La concurrence était pourtant rude. Son partenaire masculin a prouvé une fois encore dans ce rôle que toutes les récriminations sur la façon dont il gère sa carrière ne sont que billevesées face à la beauté de l'artiste. Oui, Roberto Alagna irradie de beauté sur scène. Pas de cette beauté plastique qu'on peut rencontrer dans la vie quotidienne. De celle qui ne se rencontre que sur scène. De celle qui transforme les mères de familles quadragénaires en midinettes. La voix du bon dieu, la vaillance du héros, la sensibilité du poète, toutes ces choses magiques que n'arrive même pas à gâcher une présence prolongée sur le devant de la scène lors des saluts. Qu'il soit permis de faire un éloge supplémentaire au ténor. Dans la partition originale du duo entre Edgard et Lucie, reprise ici par le compositeur, le ténor doit chanter un effrayant Contre-mi. Souvent, quand cette note n'est pas tout simplement escamotée, elle échoit au soprano. Ce ne fut pas le cas. Roberto Alagna a chanté cette note avec une voix mixte manquant certes un peu de projection mais d'une justesse irréprochable. Chapeau bas !
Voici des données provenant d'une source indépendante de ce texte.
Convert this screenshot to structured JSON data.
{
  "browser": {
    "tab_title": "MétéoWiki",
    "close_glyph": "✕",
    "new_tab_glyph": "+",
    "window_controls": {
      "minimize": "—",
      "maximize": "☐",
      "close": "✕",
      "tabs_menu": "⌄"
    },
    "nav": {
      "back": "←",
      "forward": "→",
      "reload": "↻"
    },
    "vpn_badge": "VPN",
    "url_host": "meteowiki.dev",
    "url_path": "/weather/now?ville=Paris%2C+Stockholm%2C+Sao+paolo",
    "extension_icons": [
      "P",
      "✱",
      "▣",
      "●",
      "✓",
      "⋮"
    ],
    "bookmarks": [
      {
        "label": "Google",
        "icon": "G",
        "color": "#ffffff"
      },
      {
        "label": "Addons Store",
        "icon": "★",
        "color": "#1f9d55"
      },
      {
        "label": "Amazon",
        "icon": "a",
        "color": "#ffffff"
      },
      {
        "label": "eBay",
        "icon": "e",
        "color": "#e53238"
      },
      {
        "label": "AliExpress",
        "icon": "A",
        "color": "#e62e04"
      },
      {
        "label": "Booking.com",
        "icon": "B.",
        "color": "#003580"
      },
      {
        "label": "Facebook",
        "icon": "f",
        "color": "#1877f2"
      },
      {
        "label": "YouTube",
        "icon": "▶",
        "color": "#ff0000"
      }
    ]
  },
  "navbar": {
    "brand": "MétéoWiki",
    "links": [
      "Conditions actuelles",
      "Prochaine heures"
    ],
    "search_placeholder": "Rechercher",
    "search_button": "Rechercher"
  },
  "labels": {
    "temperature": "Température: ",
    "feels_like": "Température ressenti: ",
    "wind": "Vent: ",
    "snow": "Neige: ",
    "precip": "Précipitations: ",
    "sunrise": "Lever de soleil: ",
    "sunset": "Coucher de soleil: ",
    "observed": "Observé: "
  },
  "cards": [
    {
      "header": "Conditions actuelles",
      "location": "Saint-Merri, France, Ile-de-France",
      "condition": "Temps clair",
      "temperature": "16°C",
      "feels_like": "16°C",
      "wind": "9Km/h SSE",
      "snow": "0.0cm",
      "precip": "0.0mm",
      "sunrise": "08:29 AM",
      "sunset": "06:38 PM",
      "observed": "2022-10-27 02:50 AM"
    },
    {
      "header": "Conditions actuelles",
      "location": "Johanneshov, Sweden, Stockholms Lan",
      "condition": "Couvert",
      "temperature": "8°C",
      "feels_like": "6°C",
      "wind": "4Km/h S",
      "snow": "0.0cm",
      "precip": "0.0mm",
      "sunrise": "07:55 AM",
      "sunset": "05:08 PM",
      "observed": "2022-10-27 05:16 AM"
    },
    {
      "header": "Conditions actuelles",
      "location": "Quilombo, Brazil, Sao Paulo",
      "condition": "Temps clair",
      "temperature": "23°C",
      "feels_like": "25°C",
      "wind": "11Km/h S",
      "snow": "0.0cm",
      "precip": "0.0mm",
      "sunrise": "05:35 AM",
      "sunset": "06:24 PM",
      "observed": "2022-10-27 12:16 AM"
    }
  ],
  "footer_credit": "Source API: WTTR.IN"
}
Son ennemi sur scène n'avait pas moins de classe. Ludovic Tezier qui interprétait Henri est en effet un jeune chanteur français dont la stature laisse présager une carrière plus qu'intéressante. Le timbre est plein et beau, dans la grande tradition des barytons français de Jean Borthayre et Michel Dens à Robert Massard et Gabriel Bacquier en passant par Ernest Blanc. Il n'a pas à rougir, loin s'en faut, de cette comparaison flatteuse. Sa voix essentiellement de demi-caractère s'accompagne de véritables accents dramatiques, d'une facilité d'émission réjouissante et d'une intelligence d'artiste indéniable. Son air, comme ses duos avec Lucie et Edgard lui ont permis, chose rare, de montrer l'ambiguïté d'un personnage souvent réduit par d'autres à un méchant-type. Enfin voyait-on et entendait-on un homme qui doute. Merci !
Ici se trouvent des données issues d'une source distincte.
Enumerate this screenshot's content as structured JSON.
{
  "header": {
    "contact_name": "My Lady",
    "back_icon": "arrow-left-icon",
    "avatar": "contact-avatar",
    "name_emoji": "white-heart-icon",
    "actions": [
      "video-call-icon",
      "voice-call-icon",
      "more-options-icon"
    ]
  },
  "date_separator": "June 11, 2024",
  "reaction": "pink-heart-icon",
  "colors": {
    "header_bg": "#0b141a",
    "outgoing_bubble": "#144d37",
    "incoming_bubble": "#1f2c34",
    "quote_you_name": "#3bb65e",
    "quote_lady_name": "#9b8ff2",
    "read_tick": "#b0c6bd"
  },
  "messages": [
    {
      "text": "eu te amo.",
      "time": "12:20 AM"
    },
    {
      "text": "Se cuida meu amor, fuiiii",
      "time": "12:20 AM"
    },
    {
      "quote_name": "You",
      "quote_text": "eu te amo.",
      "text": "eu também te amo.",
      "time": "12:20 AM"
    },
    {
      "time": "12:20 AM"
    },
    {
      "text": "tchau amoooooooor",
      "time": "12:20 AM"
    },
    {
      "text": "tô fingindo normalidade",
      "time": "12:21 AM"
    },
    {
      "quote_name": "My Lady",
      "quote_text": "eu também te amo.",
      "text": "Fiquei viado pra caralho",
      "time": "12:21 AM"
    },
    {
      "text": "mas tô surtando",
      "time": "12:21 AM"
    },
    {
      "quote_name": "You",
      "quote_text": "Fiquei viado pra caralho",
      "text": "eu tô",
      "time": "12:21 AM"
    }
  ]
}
Dans Lucie de Lammermoor, Raymond voit ses interventions réduites à la plus simple expression en perdant ses deux airs. On n'en a pas moins entendu un bon Nicolas Cavallier dont on ne pouvait que regretter le mutisme relatif. Arthur était quant à lui chanté par Marc Laho qui a à son répertoire le rôle d'Edgardo. Là encore du luxe pour un rôle ingrat aussi bien rendu que faire se pouvait. On sera plus circonspect à propos d'Yves Saelens dans le rôle de Gilbert. Dans cette version, l'impact dramatique du personnage est accru par rapport à son devancier Normanno mais il ne chante pas beaucoup plus. Bien que la prestation scénique du ténor belge fut satisfaisante, sa propension à détimbrer pour avoir l'air d'interpréter était un peu agaçante. Mais passons.
En conclusion, un réel bonheur qui donne envie de réentendre cette ouvre avec Natalie Dessay et Marcello Alvarez au théâtre du Châtelet à la fin de la saison. En quelque version que ce soit, Donizetti n'a pas fini de nous donner du plaisir à l'écoute de ce qui sans doute son plus grand chef-d'ouvre.